Beim Fremdsprachenlernen im digitalen Zeitalter steht die Forschung erst am Anfang.
Bernhard Rotzer
Im Gespräch mit Herrn Rotzer wird klar, dass es sich um ein sehr komplexes Themengebiet handelt, das nicht nur die Hardware, sondern auch soziale Begebenheiten umfasst. Aufgrund mangelnder Studien sind Erkenntnisse zum Lernerfolg mit digitalen Medien laut Herrn Rotzer mit Vorsicht zu geniessen. Es sei jedoch davon auszugehen, dass digitale Ansätze das Potenzial hätten, die Lernwirksamkeit, die Lerneffizienz und die Motivation zu steigern. Algorithmen und künstliche Intelligenz könnten darüber hinaus Lernprozesse verbessern und das Fremdsprachenlernen könne individualisiert werden. Wichtig ist – so Herr Rotzer -, dass die Digitalisierung im Bereich der Fremdsprachendidaktik pragmatische und lösungsorientierte Hilfestellungen anbietet. Nur die Infrastruktur zur Verfügung zu stellen, greife zu kurz. Digitale Programme müssten das individuelle und selbstverantwortliche Lernen stärken und methodisch vielfältig sein. Dabei müsse der Bezug zur Lebenswelt der Lernenden immer im Fokus stehen. Es gehe auch darum, das kritische Denken zu fördern: Was sind wahre Tatsachen, was «Fake News»?
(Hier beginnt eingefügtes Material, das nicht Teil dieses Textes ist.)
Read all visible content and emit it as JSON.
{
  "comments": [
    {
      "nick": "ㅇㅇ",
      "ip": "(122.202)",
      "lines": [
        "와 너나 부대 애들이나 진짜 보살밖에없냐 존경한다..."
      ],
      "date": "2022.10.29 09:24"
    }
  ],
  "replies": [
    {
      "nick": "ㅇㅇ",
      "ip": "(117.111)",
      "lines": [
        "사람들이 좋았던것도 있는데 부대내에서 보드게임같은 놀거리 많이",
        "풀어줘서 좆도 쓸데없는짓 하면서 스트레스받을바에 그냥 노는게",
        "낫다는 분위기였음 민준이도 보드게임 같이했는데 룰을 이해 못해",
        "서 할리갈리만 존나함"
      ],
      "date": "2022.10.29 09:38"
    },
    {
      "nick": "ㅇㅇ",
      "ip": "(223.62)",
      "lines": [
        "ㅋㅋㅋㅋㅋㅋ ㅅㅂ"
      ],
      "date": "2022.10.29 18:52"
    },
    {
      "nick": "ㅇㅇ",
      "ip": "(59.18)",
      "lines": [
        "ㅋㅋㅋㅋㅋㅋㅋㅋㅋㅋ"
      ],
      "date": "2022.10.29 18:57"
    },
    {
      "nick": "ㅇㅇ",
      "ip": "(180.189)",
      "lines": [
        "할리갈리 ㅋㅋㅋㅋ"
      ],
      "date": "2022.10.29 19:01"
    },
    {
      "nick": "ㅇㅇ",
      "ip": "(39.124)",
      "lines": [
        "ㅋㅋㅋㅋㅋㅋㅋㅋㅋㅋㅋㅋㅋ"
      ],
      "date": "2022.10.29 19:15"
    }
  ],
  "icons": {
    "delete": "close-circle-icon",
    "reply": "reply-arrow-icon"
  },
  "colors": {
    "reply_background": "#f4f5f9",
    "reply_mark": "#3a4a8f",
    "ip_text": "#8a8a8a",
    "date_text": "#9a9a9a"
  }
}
Insgesamt ist davon auszugehen, dass sich der Unterricht durch die Digitalisierung zunehmend verändern wird und auch die Qualifikationen der Lehrpersonen an die neuen Begebenheiten angepasst werden müssen.
Das CeDiLE wünscht allen Leser*innen eine gute Lektüre der neuen Ausgabe von Babylonia.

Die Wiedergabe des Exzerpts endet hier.